Within moments you make a desperate sprint toward the office kitchenette.

You picture the scrumptious leftover baked ziti waiting inside your container, mouth watering. That ziti is a microwaveable escape from your dusty cubicle, if only for the brief reprieve of your lunch hour.

You fling open the fridge, ready to reclaim your food. This morning you even drew a heart beside your name on the container with a black Sharpie.

But the doodled heart didn’t protect your meal. After searching every shelf and cranny of the fridge, you discover your dish is gone.

It has vanished — once again — at the hands of the Office Lunch Thief.

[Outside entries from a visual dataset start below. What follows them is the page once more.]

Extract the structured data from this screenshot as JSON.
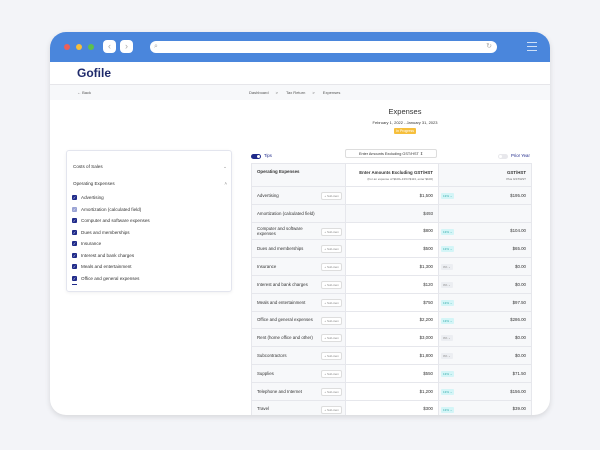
{
  "browser": {
    "colors": {
      "bar": "#4a86dc"
    }
  },
  "header": {
    "logo": "Gofile"
  },
  "breadcrumb": {
    "back": "← Back",
    "items": [
      "Dashboard",
      "Tax Return",
      "Expenses"
    ],
    "sep": ">"
  },
  "page": {
    "title": "Expenses",
    "dates": "February 1, 2022 - January 31, 2023",
    "status": "In Progress"
  },
  "sidebar": {
    "sections": [
      {
        "label": "Costs of Sales",
        "expanded": false
      },
      {
        "label": "Operating Expenses",
        "expanded": true
      }
    ],
    "items": [
      {
        "label": "Advertising",
        "checked": true
      },
      {
        "label": "Amortization (calculated field)",
        "checked": true,
        "disabled": true
      },
      {
        "label": "Computer and software expenses",
        "checked": true
      },
      {
        "label": "Dues and memberships",
        "checked": true
      },
      {
        "label": "Insurance",
        "checked": true
      },
      {
        "label": "Interest and bank charges",
        "checked": true
      },
      {
        "label": "Meals and entertainment",
        "checked": true
      },
      {
        "label": "Office and general expenses",
        "checked": true
      }
    ]
  },
  "toolbar": {
    "tips": "Tips",
    "tips_on": true,
    "mode": "Enter Amounts Excluding GST/HST",
    "prior_year": "Prior Year",
    "prior_year_on": false
  },
  "table": {
    "headers": {
      "name": "Operating Expenses",
      "amount": "Enter Amounts Excluding GST/HST",
      "amount_note": "(For an expense of $100+13%=$113, enter $100)",
      "gst": "GST/HST",
      "gst_note": "Plus GST/HST"
    },
    "sub_item": "+ Sub-item",
    "rows": [
      {
        "name": "Advertising",
        "amount": "$1,500",
        "rate": "13%",
        "gst": "$195.00"
      },
      {
        "name": "Amortization (calculated field)",
        "amount": "$493",
        "rate": "",
        "gst": ""
      },
      {
        "name": "Computer and software expenses",
        "amount": "$800",
        "rate": "13%",
        "gst": "$104.00"
      },
      {
        "name": "Dues and memberships",
        "amount": "$500",
        "rate": "13%",
        "gst": "$65.00"
      },
      {
        "name": "Insurance",
        "amount": "$1,300",
        "rate": "0%",
        "gst": "$0.00"
      },
      {
        "name": "Interest and bank charges",
        "amount": "$120",
        "rate": "0%",
        "gst": "$0.00"
      },
      {
        "name": "Meals and entertainment",
        "amount": "$750",
        "rate": "13%",
        "gst": "$97.50"
      },
      {
        "name": "Office and general expenses",
        "amount": "$2,200",
        "rate": "13%",
        "gst": "$286.00"
      },
      {
        "name": "Rent (home office and other)",
        "amount": "$3,000",
        "rate": "0%",
        "gst": "$0.00"
      },
      {
        "name": "Subcontractors",
        "amount": "$1,800",
        "rate": "0%",
        "gst": "$0.00"
      },
      {
        "name": "Supplies",
        "amount": "$550",
        "rate": "13%",
        "gst": "$71.50"
      },
      {
        "name": "Telephone and Internet",
        "amount": "$1,200",
        "rate": "13%",
        "gst": "$156.00"
      },
      {
        "name": "Travel",
        "amount": "$300",
        "rate": "13%",
        "gst": "$39.00"
      }
    ]
  }
}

Farewell, cherished baked ziti.

Survey Finds 18% of Co-Workers Confess to Taking Lunches

Maybe this is something you’ve experienced occasionally — or perhaps it’s happened repeatedly, depending on your workplace.

If that’s the case, you’re far from alone.

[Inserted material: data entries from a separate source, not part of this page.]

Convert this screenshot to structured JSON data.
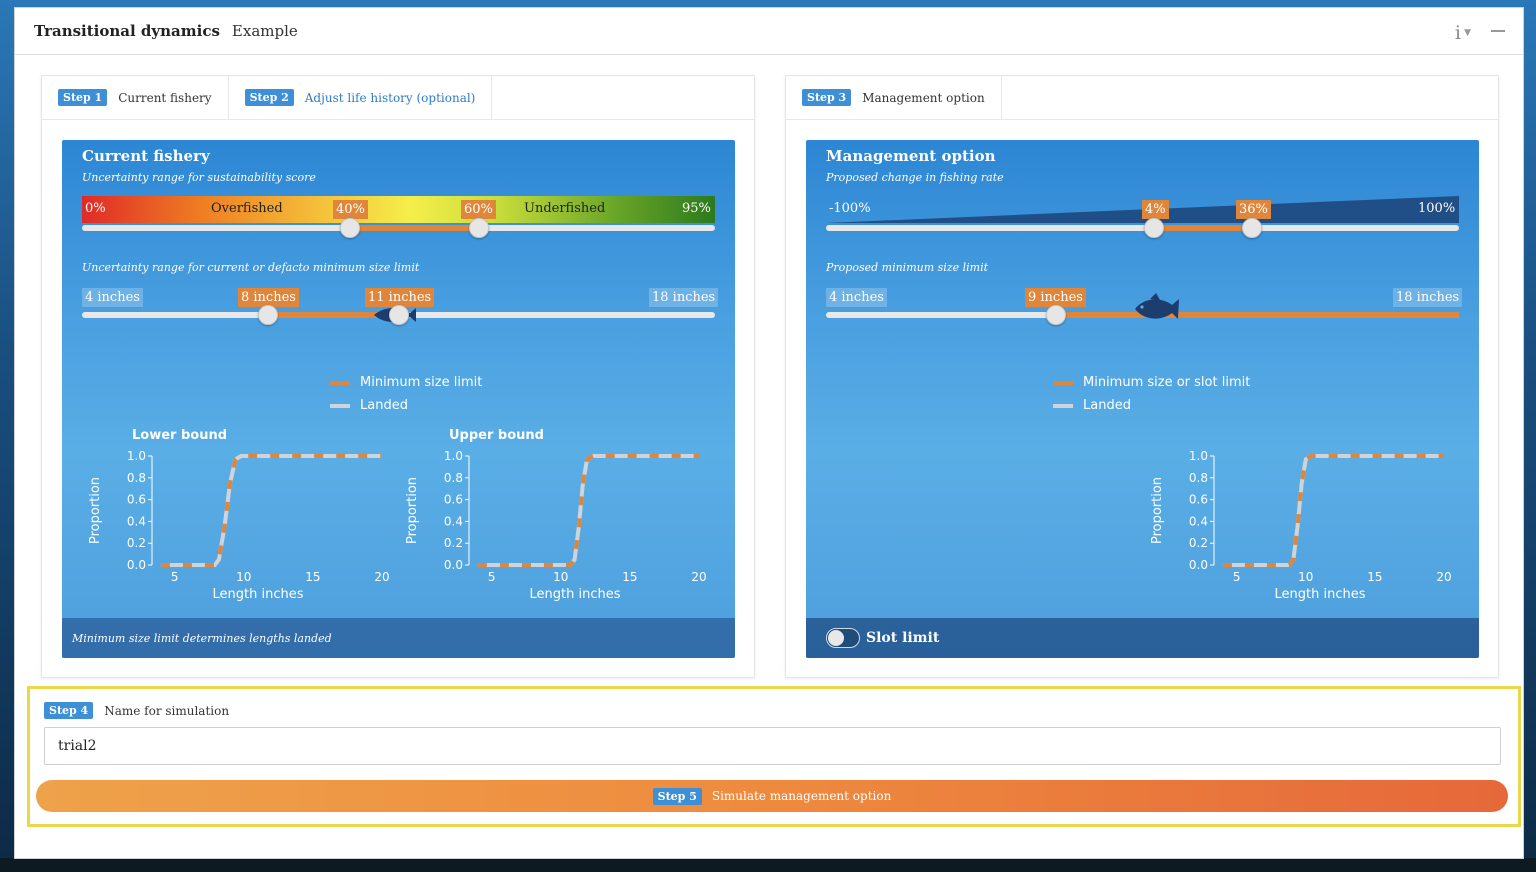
{
  "app": {
    "title": "Transitional dynamics",
    "subtitle": "Example",
    "info_label": "i"
  },
  "left_panel": {
    "tabs": [
      {
        "step": "Step 1",
        "label": "Current fishery"
      },
      {
        "step": "Step 2",
        "label": "Adjust life history (optional)"
      }
    ],
    "card": {
      "title": "Current fishery",
      "score_caption": "Uncertainty range for sustainability score",
      "score": {
        "min_label": "0%",
        "max_label": "95%",
        "low_label": "40%",
        "high_label": "60%",
        "low_value": 40,
        "high_value": 60,
        "scale_max": 95,
        "overfished_label": "Overfished",
        "underfished_label": "Underfished"
      },
      "size_caption": "Uncertainty range for current or defacto minimum size limit",
      "size": {
        "min_label": "4 inches",
        "max_label": "18 inches",
        "low_label": "8 inches",
        "high_label": "11 inches",
        "min": 4,
        "max": 18,
        "low": 8,
        "high": 11
      },
      "legend": {
        "min_size": "Minimum size limit",
        "landed": "Landed"
      },
      "footer": "Minimum size limit determines lengths landed"
    }
  },
  "right_panel": {
    "tabs": [
      {
        "step": "Step 3",
        "label": "Management option"
      }
    ],
    "card": {
      "title": "Management option",
      "rate_caption": "Proposed change in fishing rate",
      "rate": {
        "min_label": "-100%",
        "max_label": "100%",
        "low_label": "4%",
        "high_label": "36%",
        "min": -100,
        "max": 100,
        "low": 4,
        "high": 36
      },
      "size_caption": "Proposed minimum size limit",
      "size": {
        "min_label": "4 inches",
        "max_label": "18 inches",
        "value_label": "9 inches",
        "min": 4,
        "max": 18,
        "value": 9
      },
      "legend": {
        "min_size": "Minimum size or slot limit",
        "landed": "Landed"
      },
      "slot_limit_label": "Slot limit"
    }
  },
  "step4": {
    "step": "Step 4",
    "label": "Name for simulation",
    "input_value": "trial2"
  },
  "step5": {
    "step": "Step 5",
    "label": "Simulate management option"
  },
  "colors": {
    "accent": "#3d8fd6",
    "orange": "#e0863a",
    "landed": "#d0d4da"
  },
  "chart_data": [
    {
      "type": "line",
      "title": "Lower bound",
      "xlabel": "Length inches",
      "ylabel": "Proportion",
      "xlim": [
        3.5,
        20
      ],
      "ylim": [
        0,
        1
      ],
      "xticks": [
        5,
        10,
        15,
        20
      ],
      "yticks": [
        0.0,
        0.2,
        0.4,
        0.6,
        0.8,
        1.0
      ],
      "series": [
        {
          "name": "Minimum size limit",
          "x": [
            4,
            7.9,
            8.2,
            8.6,
            9.0,
            9.4,
            9.8,
            20
          ],
          "y": [
            0,
            0,
            0.05,
            0.35,
            0.75,
            0.97,
            1,
            1
          ]
        },
        {
          "name": "Landed",
          "x": [
            4,
            7.9,
            8.2,
            8.6,
            9.0,
            9.4,
            9.8,
            20
          ],
          "y": [
            0,
            0,
            0.05,
            0.35,
            0.75,
            0.97,
            1,
            1
          ]
        }
      ]
    },
    {
      "type": "line",
      "title": "Upper bound",
      "xlabel": "Length inches",
      "ylabel": "Proportion",
      "xlim": [
        3.5,
        20
      ],
      "ylim": [
        0,
        1
      ],
      "xticks": [
        5,
        10,
        15,
        20
      ],
      "yticks": [
        0.0,
        0.2,
        0.4,
        0.6,
        0.8,
        1.0
      ],
      "series": [
        {
          "name": "Minimum size limit",
          "x": [
            4,
            10.7,
            11.0,
            11.3,
            11.6,
            11.9,
            12.3,
            20
          ],
          "y": [
            0,
            0,
            0.05,
            0.35,
            0.75,
            0.97,
            1,
            1
          ]
        },
        {
          "name": "Landed",
          "x": [
            4,
            10.7,
            11.0,
            11.3,
            11.6,
            11.9,
            12.3,
            20
          ],
          "y": [
            0,
            0,
            0.05,
            0.35,
            0.75,
            0.97,
            1,
            1
          ]
        }
      ]
    },
    {
      "type": "line",
      "title": "",
      "xlabel": "Length inches",
      "ylabel": "Proportion",
      "xlim": [
        3.5,
        20
      ],
      "ylim": [
        0,
        1
      ],
      "xticks": [
        5,
        10,
        15,
        20
      ],
      "yticks": [
        0.0,
        0.2,
        0.4,
        0.6,
        0.8,
        1.0
      ],
      "series": [
        {
          "name": "Minimum size or slot limit",
          "x": [
            4,
            8.8,
            9.1,
            9.4,
            9.7,
            10.0,
            10.4,
            20
          ],
          "y": [
            0,
            0,
            0.05,
            0.35,
            0.75,
            0.97,
            1,
            1
          ]
        },
        {
          "name": "Landed",
          "x": [
            4,
            8.8,
            9.1,
            9.4,
            9.7,
            10.0,
            10.4,
            20
          ],
          "y": [
            0,
            0,
            0.05,
            0.35,
            0.75,
            0.97,
            1,
            1
          ]
        }
      ]
    }
  ]
}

A survey by American Express OPEN polled more than 1,000 employees and revealed that 18% admitted to pilfering a colleague’s lunch from the communal fridge.

The figures are disconcerting. As you read this, you might be scanning the office, mentally ranking who’s trustworthy and who isn’t.

“To realize that nearly one in five teammates are capable of swiping someone’s lunch is disturbing,” says Alex Mahadevan, data journalist at Savinly. The Office Lunch Thief is affecting more than meal plans — they’re hitting your wallet too. CNBC reports that a co-worker stealing your lunch can cost you significantly. Beyond losing the average $6.30 worth of groceries in a missing lunch, you’ll likely pay an average $11.14 for a replacement takeout meal. If the Office Lunch Thief nabbed one of your lunches each month for a year, you’d be out roughly $210 in total, CNBC notes.

I don’t know about you, but that’s the sort of money leakage that makes me feel like this:

How Should We Handle Office Lunch Thieves?

Why does this happen? Are people taking lunches because they’re desperate? Hungry? The survey doesn’t clarify. But online discussions offer some theories. NPR suggests many do it out of hunger — and some rationalize it as borrowing rather than stealing. Another explanation is a sense of entitlement to items in the communal fridge.

But when you tally the hundreds of dollars lost to clandestine lunch snatching, action seems necessary. “Maybe we should force them to wear a sandwich board that reads ‘I STEAL LUNCHES’ by the fridge at lunchtime for a week,” Mahadevan jokes. Lisa Rowan, writer and producer at Savinly, offers a more practical stance and recommends banning Office Lunch Thieves from the communal fridge entirely.

If you’re the person taking lunches, take note: chances are people aren’t fond of you.

Not sure how to prepare your own packed lunch? Here are some tips on how to bring healthy meals to work. For everyone else, it may be time to invest in locks for your lunch containers.